The first step is to refresh or train in several basic obedience cues: go to your mat, lie down, stay, come when called, and leave it (avoidance cue). With these tools in place, the next step is to de-sensitize and counter-condition the dog to the presence of children, including all the movements and noises. Visit kids’ sporting events, playgrounds, and parks. Start on the fringes, because the distance matters. Keep these exposure times short, because threshold timeframes matter, too. It’s the difference between your dog’s ability to process what you are asking of her and reinforcing desirable behaviors……or….setting her up to lose her marbles.
Expectant parents should also expose the dog to all of the accoutrements that will be present in their daily lives: strollers, swings, bouncy seats, mobiles, tummy time cushions, and noise-making toys. Downloaded baby sounds can by useful, too, always starting at a very low volume and gradually getting louder as the dog can tolerate it.
Have a plan to reduce the stress that comes to the dog with the addition of someone new in the environment. This plan could include a variety of environmental enrichment and mental stimulation activities. Meet and greet exercises will provide your dog with directives for visiting family and friends.
New Dog/Children Interaction
It is an exciting day when a new puppy or dog arrives in the household. It is often difficult to curb anyone’s enthusiasm! The first few days after arrival are very stressful for the dog. It’s a new place. This is not the best time to usher in the kids’ friends to meet the new addition to your family. Tone down the activity level and bring in one person at a time. Quiet voices and a few treats make for a pleasant introduction for the dog. Teach the children to play with the dog using toys (not clothes, body parts, or other rough housing) and game rules. Everything runs along more smoothly with a structure. The dog will know what to anticipate and that is an enormous stress reducer.
Closely supervise how and when your children are handling the dog.

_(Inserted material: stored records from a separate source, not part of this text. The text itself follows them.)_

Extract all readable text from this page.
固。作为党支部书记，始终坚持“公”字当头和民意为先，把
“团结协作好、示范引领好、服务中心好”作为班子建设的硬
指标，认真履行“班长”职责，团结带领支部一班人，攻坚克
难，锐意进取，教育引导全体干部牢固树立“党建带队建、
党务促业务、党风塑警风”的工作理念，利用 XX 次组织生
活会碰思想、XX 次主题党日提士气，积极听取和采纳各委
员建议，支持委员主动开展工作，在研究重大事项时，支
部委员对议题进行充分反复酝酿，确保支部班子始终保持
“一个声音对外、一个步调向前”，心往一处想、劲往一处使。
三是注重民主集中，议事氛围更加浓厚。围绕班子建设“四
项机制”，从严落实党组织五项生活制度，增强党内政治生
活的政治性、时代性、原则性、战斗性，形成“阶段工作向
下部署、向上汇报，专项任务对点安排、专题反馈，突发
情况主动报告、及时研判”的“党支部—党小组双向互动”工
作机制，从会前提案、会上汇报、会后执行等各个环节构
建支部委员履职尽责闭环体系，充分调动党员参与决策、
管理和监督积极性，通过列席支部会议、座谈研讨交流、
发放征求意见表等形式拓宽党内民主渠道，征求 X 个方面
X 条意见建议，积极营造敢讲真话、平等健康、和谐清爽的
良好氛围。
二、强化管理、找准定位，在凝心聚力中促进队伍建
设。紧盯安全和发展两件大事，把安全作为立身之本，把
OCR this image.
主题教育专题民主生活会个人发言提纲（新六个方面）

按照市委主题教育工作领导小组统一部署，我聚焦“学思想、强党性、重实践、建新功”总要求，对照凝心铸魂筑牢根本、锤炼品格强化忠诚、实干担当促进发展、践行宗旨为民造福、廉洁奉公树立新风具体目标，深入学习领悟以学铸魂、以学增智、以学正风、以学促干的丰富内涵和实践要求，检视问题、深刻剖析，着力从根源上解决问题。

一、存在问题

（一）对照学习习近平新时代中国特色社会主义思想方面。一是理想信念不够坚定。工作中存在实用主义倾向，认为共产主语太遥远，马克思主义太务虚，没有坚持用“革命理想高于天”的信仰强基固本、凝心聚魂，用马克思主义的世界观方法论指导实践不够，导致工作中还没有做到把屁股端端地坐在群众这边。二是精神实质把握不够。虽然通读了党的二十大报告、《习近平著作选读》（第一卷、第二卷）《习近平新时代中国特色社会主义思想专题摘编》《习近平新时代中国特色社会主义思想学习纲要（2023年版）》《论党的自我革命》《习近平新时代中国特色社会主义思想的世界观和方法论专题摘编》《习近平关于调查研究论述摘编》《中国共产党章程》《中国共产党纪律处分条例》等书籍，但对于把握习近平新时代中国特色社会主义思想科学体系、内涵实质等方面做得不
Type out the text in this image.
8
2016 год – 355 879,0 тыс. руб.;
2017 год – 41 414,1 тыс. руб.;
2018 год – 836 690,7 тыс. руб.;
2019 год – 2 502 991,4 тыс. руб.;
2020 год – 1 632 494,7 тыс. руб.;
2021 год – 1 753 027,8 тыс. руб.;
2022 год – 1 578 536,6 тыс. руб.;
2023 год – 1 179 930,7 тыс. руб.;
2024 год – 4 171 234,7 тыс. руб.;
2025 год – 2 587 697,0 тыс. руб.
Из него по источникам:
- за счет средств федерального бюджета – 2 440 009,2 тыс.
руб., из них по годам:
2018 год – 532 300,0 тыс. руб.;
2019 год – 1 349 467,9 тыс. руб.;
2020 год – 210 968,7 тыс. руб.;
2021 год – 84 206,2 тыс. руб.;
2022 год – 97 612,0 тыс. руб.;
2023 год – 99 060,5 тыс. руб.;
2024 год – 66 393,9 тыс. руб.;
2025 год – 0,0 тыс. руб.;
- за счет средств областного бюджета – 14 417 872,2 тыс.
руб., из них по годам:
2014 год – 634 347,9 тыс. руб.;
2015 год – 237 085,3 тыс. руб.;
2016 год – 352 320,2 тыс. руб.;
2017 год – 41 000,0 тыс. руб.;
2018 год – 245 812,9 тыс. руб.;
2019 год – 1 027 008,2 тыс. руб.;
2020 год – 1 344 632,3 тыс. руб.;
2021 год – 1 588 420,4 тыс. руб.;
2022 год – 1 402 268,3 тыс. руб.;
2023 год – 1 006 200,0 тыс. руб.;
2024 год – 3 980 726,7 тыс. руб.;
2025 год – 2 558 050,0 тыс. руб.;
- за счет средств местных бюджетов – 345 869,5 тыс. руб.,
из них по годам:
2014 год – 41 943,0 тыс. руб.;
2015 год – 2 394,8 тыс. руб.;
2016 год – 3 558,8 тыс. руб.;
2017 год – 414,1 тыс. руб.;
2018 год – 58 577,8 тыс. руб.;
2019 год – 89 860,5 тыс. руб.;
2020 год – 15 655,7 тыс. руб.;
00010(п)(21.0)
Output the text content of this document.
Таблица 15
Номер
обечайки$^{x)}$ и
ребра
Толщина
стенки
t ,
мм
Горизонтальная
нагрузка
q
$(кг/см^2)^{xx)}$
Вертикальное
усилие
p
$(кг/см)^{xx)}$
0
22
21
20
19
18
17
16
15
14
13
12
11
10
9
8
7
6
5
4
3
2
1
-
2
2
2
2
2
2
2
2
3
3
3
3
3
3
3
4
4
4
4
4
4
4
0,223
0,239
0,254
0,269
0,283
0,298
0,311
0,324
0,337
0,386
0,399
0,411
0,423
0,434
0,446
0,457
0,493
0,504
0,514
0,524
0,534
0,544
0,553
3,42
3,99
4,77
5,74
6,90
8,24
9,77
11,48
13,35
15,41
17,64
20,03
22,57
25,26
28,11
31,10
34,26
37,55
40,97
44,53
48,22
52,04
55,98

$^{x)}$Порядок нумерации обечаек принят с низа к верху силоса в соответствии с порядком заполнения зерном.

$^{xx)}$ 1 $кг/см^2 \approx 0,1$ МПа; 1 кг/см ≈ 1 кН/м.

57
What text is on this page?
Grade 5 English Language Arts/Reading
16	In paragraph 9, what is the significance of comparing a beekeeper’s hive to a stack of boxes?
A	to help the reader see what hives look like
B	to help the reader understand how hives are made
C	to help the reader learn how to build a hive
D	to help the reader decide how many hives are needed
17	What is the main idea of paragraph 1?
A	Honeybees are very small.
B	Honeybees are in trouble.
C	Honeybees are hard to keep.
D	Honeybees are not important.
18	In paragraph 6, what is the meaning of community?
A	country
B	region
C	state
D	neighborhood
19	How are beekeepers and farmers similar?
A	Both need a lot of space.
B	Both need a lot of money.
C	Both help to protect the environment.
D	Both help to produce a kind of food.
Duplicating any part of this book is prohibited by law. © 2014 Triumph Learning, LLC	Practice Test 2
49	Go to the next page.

It can be irresistible for children to pick up and constantly pet a puppy. Adolescent and adult dogs often require an effort to build handling tolerance. Dogs are highly competent “predictors”. The approach of a child should predict only wonderful outcomes for the dog.
Recognize Your Dog’s Signals
A wagging tail is not always indicative of a happy dog. It is, usually, indicative of an escalation in the dog’s arousal (excitement) level. When the tail appears to be wagging the dog, he is over a threshold of arousal where undesirable behaviors are more likely. This includes aggressive displays. A child-proof dog is nearly unflappable. She is capable of remaining calm and responsive, even when the noise and activity level in the environment is high. A dog who is running amok with the children, jumping, and barking, may appear to be having a great time, but he is too excited. Ask him to sit and stay. Assess how long it takes him to regain his composure and respond correctly.
Mind the mouth. Too much “kid time” can result in mouthing and nipping everyone’s clothes and body parts. While you are working on the dog/child dynamic, short play sessions are more productive. Stay within your dog’s threshold timeframe. Otherwise, it’s fun until it isn’t.
Don’t Turn Off the Dog’s Warning System
Hearing your dog growl at anyone is upsetting, especially if it is directed at a child. Resist the temptation to punish him for it. It’s highly likely that he’s tried other means to express his discomfort, but the subtler signs were missed. Picking up the puppy too often can lead to his avoidance of that person. Does he run that other way when approached, because he predicts an unwelcome interaction?
If he could verbalize, he would tell you, “I’ve reached the end of my patience with this situation. Please make it stop; I’m about to blow a fuse!” Learn something from his aggressive display and make changes to create a safe home for your children and your dog.
The most dangerous dog is the one whose warning system has been sufficiently punished that he skips the prelude and goes directly to the bite.